There was a high likelihood the towels left here were for guests, but Rook had an inkling that Lucanis' wallet could take the hit if Teia was actually upset about it. With a bit of maneuvering, she managed to get him mostly wrapped and covered. There were ridiculously luxurious for towels, really.

She was just grabbing another to sop up the worst of what was dripping off of her, when there was a faint knock at the door. Rook tensed, eyes flickering over to Lucanis' still form laid out on the tile like a corpse.

"Just me." Neve's voice came from the other side, worn through, and tired.

Rook let her in, and quickly locked the door behind her. The two women shared a wordless glance at the Crow on the floor. Neve's eyes slowly took in the state of the bath, the tacky, drying blood smeared across the tile, and the slow drip of water from Rook's robles.

"You two sure made a mess of the place."

"Save it, please, Neve."

Neve made a noncommittal noise in response. Even though she'd managed to stay out of the worst of the pool in the Chantry, she was still caked to her knees in gore. She was probably also anxious to get back to the safety of the Lighthouse to clean up.

"Trust me, I'm not exactly in the mood, either." She set a bundle of dark clothing on a nearby bench, and then returned to the door. "Teia asked me to drop these off when I checked in with her. I suppose it was too much to hope he'd be awake by now."

"Not yet." Rook cast her gaze over to where Lucanis continued to take slow, shallow breaths. Neve did not need to know he'd briefly woken once. "I'll get him dressed, and then we'll head back through the eluvian."

It was as much a plan as any right now, and Neve nodded in affirmation. When the door closed again behind her, the silence in the room weighed Rook down like a heavy, damp blanket.

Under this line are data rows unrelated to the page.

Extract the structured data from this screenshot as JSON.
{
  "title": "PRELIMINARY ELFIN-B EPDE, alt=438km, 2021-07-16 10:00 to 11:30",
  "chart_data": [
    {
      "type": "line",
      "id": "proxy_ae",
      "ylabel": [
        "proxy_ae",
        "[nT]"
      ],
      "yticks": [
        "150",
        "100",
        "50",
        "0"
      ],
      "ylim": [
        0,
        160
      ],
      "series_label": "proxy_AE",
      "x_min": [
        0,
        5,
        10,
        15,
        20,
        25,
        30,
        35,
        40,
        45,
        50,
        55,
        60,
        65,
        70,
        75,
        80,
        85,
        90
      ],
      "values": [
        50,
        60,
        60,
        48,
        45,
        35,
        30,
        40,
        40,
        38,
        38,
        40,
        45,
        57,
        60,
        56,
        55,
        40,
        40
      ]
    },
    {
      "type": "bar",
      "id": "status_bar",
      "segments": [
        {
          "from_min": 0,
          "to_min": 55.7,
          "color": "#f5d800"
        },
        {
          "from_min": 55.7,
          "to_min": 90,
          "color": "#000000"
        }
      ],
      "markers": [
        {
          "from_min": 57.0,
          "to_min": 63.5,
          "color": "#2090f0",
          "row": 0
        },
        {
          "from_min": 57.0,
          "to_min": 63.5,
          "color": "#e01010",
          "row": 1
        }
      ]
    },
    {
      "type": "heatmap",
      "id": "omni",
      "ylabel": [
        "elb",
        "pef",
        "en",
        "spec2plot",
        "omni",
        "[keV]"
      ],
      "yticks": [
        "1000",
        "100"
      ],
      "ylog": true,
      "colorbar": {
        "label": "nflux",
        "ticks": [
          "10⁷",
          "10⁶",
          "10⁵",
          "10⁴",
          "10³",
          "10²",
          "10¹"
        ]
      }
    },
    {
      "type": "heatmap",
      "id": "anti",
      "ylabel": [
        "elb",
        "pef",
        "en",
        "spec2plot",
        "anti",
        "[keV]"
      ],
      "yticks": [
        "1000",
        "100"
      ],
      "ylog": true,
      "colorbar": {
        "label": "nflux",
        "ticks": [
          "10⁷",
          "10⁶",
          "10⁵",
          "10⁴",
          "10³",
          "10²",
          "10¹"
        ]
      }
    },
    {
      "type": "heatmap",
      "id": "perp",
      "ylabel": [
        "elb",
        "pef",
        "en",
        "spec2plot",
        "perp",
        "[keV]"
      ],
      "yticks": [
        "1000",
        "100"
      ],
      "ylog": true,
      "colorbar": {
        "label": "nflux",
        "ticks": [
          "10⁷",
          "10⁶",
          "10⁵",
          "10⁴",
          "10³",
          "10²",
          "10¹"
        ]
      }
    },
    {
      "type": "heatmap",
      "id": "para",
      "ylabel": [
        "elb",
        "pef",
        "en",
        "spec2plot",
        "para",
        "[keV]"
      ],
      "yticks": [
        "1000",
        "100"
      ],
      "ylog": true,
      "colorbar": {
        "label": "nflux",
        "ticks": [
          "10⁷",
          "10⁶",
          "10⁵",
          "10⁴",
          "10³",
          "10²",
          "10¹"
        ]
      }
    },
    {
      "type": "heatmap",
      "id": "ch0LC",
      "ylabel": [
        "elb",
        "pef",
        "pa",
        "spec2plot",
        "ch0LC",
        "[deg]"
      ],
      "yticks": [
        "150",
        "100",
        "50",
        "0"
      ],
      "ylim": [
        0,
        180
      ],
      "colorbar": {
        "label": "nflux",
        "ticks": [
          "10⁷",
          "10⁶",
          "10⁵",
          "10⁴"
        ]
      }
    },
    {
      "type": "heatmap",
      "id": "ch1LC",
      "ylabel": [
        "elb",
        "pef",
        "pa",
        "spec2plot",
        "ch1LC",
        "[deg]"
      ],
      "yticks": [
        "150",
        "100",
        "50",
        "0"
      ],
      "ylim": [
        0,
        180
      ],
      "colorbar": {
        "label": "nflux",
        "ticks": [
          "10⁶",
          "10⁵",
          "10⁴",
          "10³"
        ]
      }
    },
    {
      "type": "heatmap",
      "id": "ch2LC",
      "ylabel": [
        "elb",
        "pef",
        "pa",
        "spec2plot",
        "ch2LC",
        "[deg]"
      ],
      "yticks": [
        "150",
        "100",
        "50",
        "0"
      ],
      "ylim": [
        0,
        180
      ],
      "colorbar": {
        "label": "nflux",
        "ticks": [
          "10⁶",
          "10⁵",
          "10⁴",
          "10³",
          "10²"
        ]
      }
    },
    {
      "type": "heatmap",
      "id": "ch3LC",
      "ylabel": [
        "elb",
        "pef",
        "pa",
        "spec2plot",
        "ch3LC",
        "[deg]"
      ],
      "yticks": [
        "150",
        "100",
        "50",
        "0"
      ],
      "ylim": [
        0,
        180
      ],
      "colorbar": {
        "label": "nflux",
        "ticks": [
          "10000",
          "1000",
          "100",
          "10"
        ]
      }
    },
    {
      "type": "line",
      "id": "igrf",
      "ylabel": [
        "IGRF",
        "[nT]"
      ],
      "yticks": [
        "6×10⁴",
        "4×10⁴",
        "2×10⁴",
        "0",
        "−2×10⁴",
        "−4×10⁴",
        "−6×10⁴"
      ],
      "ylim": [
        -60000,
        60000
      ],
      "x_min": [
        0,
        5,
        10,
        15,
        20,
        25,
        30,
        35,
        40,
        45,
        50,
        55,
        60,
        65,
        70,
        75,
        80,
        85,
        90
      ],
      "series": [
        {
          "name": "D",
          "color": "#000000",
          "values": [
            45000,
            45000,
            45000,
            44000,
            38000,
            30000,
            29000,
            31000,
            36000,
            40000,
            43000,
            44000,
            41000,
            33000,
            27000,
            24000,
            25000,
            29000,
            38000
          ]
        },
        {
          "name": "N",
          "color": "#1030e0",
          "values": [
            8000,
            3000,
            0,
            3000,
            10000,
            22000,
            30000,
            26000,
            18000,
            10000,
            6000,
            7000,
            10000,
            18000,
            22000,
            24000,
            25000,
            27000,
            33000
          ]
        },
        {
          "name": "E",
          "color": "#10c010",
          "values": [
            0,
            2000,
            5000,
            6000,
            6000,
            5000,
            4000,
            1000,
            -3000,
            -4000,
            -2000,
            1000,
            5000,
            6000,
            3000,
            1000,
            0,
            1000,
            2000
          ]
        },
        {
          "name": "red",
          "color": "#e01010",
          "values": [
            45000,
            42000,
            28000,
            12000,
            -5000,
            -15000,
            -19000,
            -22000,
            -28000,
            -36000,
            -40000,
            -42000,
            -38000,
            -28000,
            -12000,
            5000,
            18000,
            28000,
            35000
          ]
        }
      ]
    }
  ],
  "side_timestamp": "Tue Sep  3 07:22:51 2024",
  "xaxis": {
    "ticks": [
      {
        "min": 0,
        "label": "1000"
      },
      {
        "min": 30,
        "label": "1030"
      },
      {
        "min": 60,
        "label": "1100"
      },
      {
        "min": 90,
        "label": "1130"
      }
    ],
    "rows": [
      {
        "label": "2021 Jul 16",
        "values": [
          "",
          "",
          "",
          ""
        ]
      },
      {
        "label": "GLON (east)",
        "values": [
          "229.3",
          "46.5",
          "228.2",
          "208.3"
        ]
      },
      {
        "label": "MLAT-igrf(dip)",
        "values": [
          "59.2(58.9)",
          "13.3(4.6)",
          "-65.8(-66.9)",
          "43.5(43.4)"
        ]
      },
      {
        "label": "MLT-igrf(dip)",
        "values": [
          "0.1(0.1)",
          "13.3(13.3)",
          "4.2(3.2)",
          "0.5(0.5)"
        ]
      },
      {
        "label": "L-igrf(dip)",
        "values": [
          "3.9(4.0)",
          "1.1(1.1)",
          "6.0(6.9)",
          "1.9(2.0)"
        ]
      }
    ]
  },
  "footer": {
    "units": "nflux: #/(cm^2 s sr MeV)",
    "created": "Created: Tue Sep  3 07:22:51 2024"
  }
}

No—that was just the way her drenched robes clung to her in all of the worst places, cooling in the air of the bath chamber, and beginning to chill her down to her bones.

She toweled herself off to the best of her ability before returning to Lucanis' side along the edge of the bath. Although Rook had looked him over in the water, she delicately pulled back the towel that covered him, eyes roving the exposed plane of his chest and abdomen just to confirm again that he wasn't wounded. His skin was still warm under her touch, his breathing steady. Satisfied, she let the towel drape back over him, and rose to collect the clothing Neve had brought from Teia.

Too many questions flit through her mind as she returned, and knelt back alongside him. Her hands ever-so gently lifted his head into her lap, cradled close. There was a scar along his lip that she traced with her thumb, her traitorous pulse fluttering. Rook bent to barely brush her lips against Lucanis' forehead, a long sigh escaping her as she did so.

There would be the need to explain the aftermath to him, once he was awake again. A part of her could already imagine the self-loathing that would come from having lost control of Spite so completely—a notion that was so absurd to her given what had happened, that she already had formed a counter-argument in her mind.

Illario was going to get what was coming to him for what he'd done to Lucanis. Rook would see to that if he would not do it himself. Until they received news from their contacts here in Treviso, however, they could only bide their time until more information came their way.

For right now, she only needed to tend to her broken-winged Crow, who cradled her heart so delicately in his hands.